Are you sure you want to take that ride? While rideshares are becoming a more popular option than taxis for getting to and from the airport, they’re not exactly hassle-free. While rideshares may cost less and be easier to hail, they can take quite a while to arrive. In the meantime, many outlets report, travelers are being approached by drivers that claim they work for rideshare services when they really don’t.
Despite efforts to stop them, fake rideshares continue to run amok. At major airports around the United States, passengers are falling prey to more and more of these scams. A recent investigation by WGN found that within a 45-minute period at O’Hare International Airport (ORD) and Midway Airport (MDW), four such drivers claimed they were taxis or working for a rideshare service. Last year, almost 90 citations were issued at ORD and MDW for “unlawful solicitation of rides.”
Here’s how a fake ride sharer might operate: while you’re waiting the 20+ minutes it can take for your Uber to arrive, a driver flags you down, says they’re part of a rideshare service and insists that their “livery” license plates permitted them to offer rides or simply say that they can take you from the airport to your home for a set price.

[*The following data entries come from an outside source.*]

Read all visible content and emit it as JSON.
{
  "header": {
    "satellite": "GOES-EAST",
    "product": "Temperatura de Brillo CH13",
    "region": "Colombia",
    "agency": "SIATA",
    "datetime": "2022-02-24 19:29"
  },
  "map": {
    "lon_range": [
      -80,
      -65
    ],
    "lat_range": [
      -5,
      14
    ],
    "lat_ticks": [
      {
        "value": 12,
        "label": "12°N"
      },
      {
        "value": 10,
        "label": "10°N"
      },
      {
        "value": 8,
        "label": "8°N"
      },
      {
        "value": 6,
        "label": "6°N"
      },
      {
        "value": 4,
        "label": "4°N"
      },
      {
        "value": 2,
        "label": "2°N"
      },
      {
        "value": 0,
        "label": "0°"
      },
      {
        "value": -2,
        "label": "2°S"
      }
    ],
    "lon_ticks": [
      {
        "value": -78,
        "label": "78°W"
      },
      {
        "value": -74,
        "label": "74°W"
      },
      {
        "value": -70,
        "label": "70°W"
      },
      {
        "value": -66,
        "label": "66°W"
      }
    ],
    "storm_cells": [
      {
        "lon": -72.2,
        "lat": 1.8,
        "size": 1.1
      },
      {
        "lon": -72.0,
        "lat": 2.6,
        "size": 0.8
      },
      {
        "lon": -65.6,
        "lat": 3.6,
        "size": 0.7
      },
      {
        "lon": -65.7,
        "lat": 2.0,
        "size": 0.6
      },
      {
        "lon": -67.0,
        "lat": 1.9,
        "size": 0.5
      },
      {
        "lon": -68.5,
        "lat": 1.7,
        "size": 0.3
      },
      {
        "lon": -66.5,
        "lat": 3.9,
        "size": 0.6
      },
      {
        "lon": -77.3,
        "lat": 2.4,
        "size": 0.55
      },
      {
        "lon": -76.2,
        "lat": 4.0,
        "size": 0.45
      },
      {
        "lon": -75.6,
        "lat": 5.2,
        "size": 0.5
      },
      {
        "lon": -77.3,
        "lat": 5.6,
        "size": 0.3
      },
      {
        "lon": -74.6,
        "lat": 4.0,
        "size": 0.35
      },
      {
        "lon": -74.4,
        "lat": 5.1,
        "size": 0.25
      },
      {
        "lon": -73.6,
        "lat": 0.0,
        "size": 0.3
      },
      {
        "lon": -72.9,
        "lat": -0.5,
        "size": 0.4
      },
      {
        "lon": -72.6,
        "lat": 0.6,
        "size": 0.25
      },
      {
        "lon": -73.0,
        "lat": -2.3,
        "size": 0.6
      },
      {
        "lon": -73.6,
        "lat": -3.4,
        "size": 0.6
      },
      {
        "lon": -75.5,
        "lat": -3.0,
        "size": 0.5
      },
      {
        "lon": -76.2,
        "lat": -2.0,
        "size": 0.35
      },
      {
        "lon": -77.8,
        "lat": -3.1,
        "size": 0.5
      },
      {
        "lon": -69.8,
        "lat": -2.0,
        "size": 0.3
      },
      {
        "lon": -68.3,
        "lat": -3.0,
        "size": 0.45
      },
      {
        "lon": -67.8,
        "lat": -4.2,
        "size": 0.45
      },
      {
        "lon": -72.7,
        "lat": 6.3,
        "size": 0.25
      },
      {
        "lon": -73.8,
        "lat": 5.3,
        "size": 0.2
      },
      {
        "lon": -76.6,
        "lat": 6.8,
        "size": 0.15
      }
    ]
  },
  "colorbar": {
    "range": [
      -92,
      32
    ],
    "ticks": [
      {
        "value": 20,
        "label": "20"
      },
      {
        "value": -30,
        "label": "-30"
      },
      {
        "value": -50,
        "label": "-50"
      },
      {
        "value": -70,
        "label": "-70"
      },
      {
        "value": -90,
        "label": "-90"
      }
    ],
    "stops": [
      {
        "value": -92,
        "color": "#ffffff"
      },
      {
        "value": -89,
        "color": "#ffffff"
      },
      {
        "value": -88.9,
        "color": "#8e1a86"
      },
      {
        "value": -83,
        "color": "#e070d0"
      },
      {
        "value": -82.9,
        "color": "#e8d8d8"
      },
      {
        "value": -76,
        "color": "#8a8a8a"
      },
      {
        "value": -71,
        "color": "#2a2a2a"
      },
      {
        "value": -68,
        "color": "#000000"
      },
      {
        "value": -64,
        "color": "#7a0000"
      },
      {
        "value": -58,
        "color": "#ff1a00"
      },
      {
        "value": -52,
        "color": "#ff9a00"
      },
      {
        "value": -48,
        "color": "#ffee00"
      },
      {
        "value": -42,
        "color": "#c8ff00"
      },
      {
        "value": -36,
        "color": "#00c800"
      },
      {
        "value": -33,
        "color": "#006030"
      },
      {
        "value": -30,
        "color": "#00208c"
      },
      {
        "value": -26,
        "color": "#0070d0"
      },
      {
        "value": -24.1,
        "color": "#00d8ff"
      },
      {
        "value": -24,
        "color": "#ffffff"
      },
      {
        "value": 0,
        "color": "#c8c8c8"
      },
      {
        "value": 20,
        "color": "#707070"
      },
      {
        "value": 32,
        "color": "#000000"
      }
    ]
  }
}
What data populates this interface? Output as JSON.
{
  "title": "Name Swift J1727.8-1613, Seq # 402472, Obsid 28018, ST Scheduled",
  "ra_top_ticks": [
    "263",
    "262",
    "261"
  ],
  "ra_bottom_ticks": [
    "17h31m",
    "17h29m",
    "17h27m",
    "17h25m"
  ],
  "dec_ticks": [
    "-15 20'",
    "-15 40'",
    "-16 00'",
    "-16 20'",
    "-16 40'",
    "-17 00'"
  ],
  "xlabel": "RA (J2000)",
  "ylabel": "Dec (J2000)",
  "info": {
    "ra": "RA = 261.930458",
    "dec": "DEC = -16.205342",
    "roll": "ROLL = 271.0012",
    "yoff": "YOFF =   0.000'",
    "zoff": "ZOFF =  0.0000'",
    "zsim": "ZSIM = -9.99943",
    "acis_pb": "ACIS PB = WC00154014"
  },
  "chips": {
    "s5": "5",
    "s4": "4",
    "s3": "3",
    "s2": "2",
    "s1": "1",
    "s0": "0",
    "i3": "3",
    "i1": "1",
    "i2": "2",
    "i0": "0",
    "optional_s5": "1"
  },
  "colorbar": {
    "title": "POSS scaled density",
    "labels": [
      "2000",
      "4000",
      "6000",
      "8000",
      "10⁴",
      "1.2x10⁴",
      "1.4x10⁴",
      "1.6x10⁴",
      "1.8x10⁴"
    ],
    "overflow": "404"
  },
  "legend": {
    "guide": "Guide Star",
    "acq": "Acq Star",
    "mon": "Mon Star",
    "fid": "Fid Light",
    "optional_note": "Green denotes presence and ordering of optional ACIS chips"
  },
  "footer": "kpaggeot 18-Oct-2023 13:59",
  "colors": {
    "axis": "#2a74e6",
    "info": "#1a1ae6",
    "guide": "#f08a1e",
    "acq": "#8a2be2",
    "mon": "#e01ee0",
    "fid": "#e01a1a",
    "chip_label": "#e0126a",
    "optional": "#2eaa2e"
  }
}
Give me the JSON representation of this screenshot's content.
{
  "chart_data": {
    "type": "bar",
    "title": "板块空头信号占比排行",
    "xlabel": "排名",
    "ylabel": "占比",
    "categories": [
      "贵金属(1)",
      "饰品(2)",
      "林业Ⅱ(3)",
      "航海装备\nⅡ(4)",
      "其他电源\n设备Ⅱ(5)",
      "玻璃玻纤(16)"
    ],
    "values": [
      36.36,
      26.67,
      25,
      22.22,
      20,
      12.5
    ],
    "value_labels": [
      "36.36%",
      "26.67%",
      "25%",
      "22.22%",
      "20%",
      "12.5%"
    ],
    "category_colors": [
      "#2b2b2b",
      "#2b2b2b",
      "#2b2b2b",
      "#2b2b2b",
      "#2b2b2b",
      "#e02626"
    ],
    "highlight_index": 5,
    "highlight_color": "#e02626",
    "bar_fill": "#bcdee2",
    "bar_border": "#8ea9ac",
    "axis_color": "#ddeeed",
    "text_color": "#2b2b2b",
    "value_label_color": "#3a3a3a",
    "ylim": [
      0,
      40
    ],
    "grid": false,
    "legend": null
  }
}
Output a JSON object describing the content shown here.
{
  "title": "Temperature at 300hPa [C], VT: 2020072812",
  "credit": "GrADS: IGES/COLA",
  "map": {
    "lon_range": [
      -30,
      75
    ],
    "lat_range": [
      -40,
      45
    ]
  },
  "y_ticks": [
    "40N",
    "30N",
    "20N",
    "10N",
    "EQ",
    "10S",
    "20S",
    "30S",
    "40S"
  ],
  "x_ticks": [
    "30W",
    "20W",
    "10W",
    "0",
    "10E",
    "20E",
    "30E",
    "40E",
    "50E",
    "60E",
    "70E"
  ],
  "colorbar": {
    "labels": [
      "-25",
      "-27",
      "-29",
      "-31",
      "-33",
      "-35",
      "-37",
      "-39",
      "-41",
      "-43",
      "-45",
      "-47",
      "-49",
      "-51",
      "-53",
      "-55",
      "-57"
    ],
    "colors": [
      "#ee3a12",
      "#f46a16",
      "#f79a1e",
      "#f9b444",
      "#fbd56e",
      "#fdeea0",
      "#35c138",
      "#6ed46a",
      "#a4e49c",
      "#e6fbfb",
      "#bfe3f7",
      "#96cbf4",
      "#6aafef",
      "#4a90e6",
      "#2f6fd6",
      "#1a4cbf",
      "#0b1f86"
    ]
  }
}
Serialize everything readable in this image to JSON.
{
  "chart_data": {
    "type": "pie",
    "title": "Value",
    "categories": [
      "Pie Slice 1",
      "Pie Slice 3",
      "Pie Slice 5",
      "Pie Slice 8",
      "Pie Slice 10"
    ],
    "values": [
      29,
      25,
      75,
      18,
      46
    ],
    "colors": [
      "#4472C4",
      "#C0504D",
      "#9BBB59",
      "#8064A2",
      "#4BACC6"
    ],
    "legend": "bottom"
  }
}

It’s no secret: rideshare queues at airports around the country are a nightmare so it can be easy to give in and not think things through before quickly hopping in. But should passengers take the ride if they’re tired of waiting?
A common concern is price. One ORD driver told WGN a ride to Naperville, Chicago, would run anywhere from $89 to $100. “A suburban taxi service that’s authorized to offer pre-arranged airport rides charges $50 for that same ride,” the outlet reports. And that price could change once you get in the car. “These people are hostages in that car unless they pay what they’re told to pay,” said airport greeter Mark Glass.
Personal safety is also a concern. In recent years, dozens of passengers like 28-year-old Elizabeth Suarez have been physically and emotionally compromised by such drivers. One night last July, Suarez was robbed after hopping into what she thought was an Uber outside of her Vegas hotel. Shortly after the pickup, the driver departed from the route by pulling into an empty parking lot. He then demanded Suarez give him everything she had. Suarez managed to escape by jumping out of the car (while it was moving) and sustained multiple injuries, including a broken wrist. The driver has yet to be found.
Only accept rides if you’ve called for or requested one on your phone. Before hopping in, double check the make, model, and license plate of their car. Also, verify that your driver’s name matches the one listed in your app, and have them state your name by asking something like, “Who is this ride for?” Uber and Lyft both have their designated safety pages with helpful tips for riders, as well.
Before hopping in, double check the make, model, and license plate of their car.
If you’re headed to a hotel after landing (especially near the airport), the property may have a pick-up/drop-off service, so double check with them to confirm (and you can bypass the aforementioned fees and risks!). Or, call your rideshare before you collect your bags if you know the wait will be long.
If you believe you’ve been scammed or have evidence of a scam by a driver, the city of Chicago encourages people to report such claims after dialing 311.